A study published in Gastroenterology found that high folate intake is associated with a reduced risk of colorectal cancer, which is consistent with most previous epidemiologic studies, according to the researchers.1
Although recent studies suggested that consumption of very high levels of folate through supplements and a folate-fortified diet may increase the risk of some cancers, this study found that folate intake may benefit colorectal cancer prevention. However, at least one other study found that folate had no effect on recurrence of colorectal adenomas.
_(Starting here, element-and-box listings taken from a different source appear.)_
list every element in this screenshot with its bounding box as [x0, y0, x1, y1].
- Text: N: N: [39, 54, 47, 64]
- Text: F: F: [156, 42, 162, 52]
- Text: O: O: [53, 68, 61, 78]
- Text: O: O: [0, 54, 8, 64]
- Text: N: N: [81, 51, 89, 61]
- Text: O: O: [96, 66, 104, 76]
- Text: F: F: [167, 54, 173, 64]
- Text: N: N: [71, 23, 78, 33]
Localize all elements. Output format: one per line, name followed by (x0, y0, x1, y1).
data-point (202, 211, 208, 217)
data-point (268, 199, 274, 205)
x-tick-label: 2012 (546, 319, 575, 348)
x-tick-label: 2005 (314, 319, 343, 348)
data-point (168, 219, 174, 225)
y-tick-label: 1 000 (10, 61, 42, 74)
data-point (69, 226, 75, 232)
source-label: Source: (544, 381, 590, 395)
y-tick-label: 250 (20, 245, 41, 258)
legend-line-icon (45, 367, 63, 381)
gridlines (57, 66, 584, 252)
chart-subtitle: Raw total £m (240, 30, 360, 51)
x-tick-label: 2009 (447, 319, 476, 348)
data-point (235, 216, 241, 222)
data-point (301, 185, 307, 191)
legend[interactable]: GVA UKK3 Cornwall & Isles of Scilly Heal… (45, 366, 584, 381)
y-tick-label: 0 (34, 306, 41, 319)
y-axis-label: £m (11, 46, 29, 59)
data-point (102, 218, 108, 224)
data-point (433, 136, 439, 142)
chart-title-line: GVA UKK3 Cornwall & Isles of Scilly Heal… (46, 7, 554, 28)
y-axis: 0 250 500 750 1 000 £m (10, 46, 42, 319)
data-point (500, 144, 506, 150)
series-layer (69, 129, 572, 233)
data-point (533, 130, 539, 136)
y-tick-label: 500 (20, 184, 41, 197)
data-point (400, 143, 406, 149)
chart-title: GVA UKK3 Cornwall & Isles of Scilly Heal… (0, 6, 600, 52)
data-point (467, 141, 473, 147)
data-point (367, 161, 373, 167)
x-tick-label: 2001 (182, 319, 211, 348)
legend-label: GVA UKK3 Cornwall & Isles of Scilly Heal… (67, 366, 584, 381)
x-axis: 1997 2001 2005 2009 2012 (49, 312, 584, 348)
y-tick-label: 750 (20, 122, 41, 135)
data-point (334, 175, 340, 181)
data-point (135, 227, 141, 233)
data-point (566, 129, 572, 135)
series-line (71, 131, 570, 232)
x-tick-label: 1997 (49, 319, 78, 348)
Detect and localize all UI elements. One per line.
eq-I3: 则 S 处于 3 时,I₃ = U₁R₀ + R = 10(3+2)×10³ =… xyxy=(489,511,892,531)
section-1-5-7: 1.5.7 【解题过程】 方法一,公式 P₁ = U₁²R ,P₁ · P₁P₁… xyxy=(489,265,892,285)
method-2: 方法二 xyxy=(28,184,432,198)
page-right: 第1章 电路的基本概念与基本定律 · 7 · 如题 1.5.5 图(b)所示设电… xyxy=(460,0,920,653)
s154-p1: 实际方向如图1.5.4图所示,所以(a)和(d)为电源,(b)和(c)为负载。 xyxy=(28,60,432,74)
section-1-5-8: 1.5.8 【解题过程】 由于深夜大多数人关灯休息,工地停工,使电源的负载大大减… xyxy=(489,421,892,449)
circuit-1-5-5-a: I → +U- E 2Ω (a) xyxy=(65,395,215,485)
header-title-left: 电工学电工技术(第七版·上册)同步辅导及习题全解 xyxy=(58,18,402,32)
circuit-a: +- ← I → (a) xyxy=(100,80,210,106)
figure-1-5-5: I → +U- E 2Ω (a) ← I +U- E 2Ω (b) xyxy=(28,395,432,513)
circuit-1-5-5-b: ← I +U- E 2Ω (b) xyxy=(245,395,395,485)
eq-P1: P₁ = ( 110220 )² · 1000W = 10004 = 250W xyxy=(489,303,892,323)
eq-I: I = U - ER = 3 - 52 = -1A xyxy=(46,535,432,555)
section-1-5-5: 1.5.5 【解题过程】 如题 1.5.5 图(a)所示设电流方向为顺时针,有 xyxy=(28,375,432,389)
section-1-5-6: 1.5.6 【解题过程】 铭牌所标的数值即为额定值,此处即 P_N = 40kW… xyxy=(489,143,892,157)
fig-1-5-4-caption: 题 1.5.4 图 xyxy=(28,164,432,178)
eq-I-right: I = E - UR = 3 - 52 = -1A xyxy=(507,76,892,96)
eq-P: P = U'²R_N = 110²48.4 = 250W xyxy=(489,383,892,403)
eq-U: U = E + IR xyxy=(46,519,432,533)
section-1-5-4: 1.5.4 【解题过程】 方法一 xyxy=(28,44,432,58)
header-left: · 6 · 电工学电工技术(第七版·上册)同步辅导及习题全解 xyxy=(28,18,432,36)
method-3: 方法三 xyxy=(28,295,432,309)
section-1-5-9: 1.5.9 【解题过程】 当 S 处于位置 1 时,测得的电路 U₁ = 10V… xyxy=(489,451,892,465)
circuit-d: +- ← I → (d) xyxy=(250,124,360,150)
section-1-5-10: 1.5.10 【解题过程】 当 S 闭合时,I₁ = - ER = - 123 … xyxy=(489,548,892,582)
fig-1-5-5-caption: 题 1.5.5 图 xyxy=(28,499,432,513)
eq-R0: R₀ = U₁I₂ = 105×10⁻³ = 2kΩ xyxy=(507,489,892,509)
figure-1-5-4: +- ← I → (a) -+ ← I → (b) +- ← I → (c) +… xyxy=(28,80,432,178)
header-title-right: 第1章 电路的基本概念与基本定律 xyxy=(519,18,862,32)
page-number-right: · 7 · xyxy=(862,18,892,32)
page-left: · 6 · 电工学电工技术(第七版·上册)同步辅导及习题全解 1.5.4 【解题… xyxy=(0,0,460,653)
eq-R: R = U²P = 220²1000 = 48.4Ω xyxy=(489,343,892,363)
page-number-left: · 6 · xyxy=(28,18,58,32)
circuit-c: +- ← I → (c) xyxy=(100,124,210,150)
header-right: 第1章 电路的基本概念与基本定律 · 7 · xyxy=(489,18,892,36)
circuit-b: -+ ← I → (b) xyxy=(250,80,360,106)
The study in Gastroenterology, which was led by Victoria Stevens, PhD, strategic director of laboratory services at the ACS, is the first to look at the association of folate and colorectal cancer risk with follow-up entirely after the mandatory fortification of the US diet with folate. In addition, it is the first study to distinguish between forms of folate found naturally and folic acid, which is used for fortification and in supplements.
Researchers investigated the link between folate consumption and colorectal cancer among 99,523 participants in the Cancer Prevention Study II Nutrition Cohort. They found that between 1999 and 2007, a period entirely after folate fortification began, a total of 1023 people were diagnosed with colorectal cancer. The researchers did not observe any higher or lower risk during the first 2 years of follow-up, but from 2002 to 2007, high folate intake was associated with a reduced risk of colorectal cancer.
Dr. Stevens notes that because 1 randomized trial did not show a link between folate supplementation and reduced risk of adenomas, researchers need to continue to investigate the impact of folate on cancer development in high-risk populations as well as differences between the natural and synthetic forms of the vitamin.